Warning: Although this may not be the most elegant solution, it is currently the only available option. The toolset employed is somewhat dispersed across different frameworks, which may lead to a higher likelihood of initial issues on your system. Nonetheless, with proper troubleshooting, you can overcome these challenges and successfully implement the process.

Background

RISC-V

RISC-V is an open-source instruction set architecture (ISA) that is based on the Reduced Instruction Set Computer (RISC) principles. It has a modular design, which allows for extensibility and customization according to specific needs. RISC-V has gained significant attention for its flexibility, making it an attractive choice for various applications, including AI accelerators, embedded systems, and general-purpose processors.

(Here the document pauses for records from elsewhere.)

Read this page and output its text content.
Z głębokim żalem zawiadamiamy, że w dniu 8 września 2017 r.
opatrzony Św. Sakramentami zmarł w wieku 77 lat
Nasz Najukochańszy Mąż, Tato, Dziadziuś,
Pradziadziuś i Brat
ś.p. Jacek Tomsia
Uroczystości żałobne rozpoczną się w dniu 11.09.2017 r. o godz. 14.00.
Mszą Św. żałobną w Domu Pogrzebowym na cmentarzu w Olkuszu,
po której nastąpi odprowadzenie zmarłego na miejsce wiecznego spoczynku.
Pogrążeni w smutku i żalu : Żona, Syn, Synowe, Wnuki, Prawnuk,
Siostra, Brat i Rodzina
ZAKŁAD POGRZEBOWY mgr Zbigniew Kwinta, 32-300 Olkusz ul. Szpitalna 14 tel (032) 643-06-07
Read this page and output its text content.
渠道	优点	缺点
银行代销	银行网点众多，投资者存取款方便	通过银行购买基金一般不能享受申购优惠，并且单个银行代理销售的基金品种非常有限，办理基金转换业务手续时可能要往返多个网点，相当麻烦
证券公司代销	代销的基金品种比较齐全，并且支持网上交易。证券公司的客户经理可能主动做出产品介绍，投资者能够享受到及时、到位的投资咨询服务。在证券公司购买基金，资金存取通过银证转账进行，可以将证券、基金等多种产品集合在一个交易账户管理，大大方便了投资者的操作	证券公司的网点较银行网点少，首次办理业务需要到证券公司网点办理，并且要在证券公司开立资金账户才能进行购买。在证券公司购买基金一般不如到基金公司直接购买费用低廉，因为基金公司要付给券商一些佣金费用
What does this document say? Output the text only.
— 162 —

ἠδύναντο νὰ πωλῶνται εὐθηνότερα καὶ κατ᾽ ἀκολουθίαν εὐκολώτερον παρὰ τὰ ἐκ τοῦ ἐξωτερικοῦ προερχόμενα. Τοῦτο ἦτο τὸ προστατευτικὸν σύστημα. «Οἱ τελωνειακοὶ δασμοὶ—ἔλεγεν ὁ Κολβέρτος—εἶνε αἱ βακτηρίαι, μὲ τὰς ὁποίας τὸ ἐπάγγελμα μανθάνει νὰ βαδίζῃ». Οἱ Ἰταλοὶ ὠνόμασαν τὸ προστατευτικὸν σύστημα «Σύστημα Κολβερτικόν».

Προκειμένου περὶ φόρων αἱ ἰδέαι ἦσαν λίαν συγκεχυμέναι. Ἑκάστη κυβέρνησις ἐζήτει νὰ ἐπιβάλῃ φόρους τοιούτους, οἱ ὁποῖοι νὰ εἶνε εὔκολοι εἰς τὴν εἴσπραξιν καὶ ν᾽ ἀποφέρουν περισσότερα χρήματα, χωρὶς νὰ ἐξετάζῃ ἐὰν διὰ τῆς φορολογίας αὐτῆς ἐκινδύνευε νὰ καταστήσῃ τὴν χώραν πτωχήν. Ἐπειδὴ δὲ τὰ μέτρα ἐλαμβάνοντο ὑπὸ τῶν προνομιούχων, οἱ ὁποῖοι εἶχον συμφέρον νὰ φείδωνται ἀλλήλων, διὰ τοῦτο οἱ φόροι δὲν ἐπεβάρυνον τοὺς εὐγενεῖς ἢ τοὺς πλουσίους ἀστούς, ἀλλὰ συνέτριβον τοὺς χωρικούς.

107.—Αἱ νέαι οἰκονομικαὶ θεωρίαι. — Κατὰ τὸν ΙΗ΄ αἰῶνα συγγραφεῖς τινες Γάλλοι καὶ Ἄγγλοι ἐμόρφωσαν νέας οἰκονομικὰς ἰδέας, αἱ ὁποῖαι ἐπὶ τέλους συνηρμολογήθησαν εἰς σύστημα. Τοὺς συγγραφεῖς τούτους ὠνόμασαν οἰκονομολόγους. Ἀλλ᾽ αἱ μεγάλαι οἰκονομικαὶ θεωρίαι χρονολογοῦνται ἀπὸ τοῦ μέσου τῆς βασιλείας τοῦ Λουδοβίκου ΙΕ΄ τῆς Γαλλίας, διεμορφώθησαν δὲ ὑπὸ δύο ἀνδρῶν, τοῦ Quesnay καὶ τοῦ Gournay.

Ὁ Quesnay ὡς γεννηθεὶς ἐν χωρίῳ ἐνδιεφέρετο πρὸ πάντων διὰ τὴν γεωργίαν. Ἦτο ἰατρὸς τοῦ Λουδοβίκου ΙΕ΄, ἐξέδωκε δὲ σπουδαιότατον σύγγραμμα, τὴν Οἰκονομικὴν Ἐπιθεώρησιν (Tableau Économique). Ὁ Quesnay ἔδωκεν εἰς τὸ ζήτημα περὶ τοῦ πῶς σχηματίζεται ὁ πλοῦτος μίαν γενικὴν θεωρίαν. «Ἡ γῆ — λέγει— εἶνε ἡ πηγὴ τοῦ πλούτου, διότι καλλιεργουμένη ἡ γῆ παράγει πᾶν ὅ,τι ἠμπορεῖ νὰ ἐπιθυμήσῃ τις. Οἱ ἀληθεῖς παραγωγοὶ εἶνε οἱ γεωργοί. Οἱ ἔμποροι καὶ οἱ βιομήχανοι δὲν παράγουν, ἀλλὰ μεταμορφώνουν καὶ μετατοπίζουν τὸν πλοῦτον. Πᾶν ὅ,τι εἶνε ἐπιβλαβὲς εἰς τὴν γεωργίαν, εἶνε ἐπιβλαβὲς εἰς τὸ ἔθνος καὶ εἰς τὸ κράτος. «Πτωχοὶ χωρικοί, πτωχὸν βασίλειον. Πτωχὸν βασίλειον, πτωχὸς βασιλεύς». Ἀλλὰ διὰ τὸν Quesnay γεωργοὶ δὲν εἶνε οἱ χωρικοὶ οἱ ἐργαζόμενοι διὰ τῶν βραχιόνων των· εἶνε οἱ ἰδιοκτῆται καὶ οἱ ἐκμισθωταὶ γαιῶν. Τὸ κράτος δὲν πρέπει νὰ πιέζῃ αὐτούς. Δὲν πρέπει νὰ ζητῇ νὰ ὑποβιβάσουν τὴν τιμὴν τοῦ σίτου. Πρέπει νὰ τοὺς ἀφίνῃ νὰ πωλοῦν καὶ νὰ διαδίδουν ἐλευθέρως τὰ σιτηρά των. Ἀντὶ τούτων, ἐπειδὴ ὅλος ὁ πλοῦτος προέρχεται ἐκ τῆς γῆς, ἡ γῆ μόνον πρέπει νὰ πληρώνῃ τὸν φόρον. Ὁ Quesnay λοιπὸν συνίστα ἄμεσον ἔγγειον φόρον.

The RISC-V Vector Extension (RVV) is an optional extension to the RISC-V ISA that introduces vector processing capabilities to the architecture. Vector processing allows for the simultaneous execution of operations on multiple data elements, which can lead to significant performance improvements, especially in compute-intensive tasks like AI and machine learning.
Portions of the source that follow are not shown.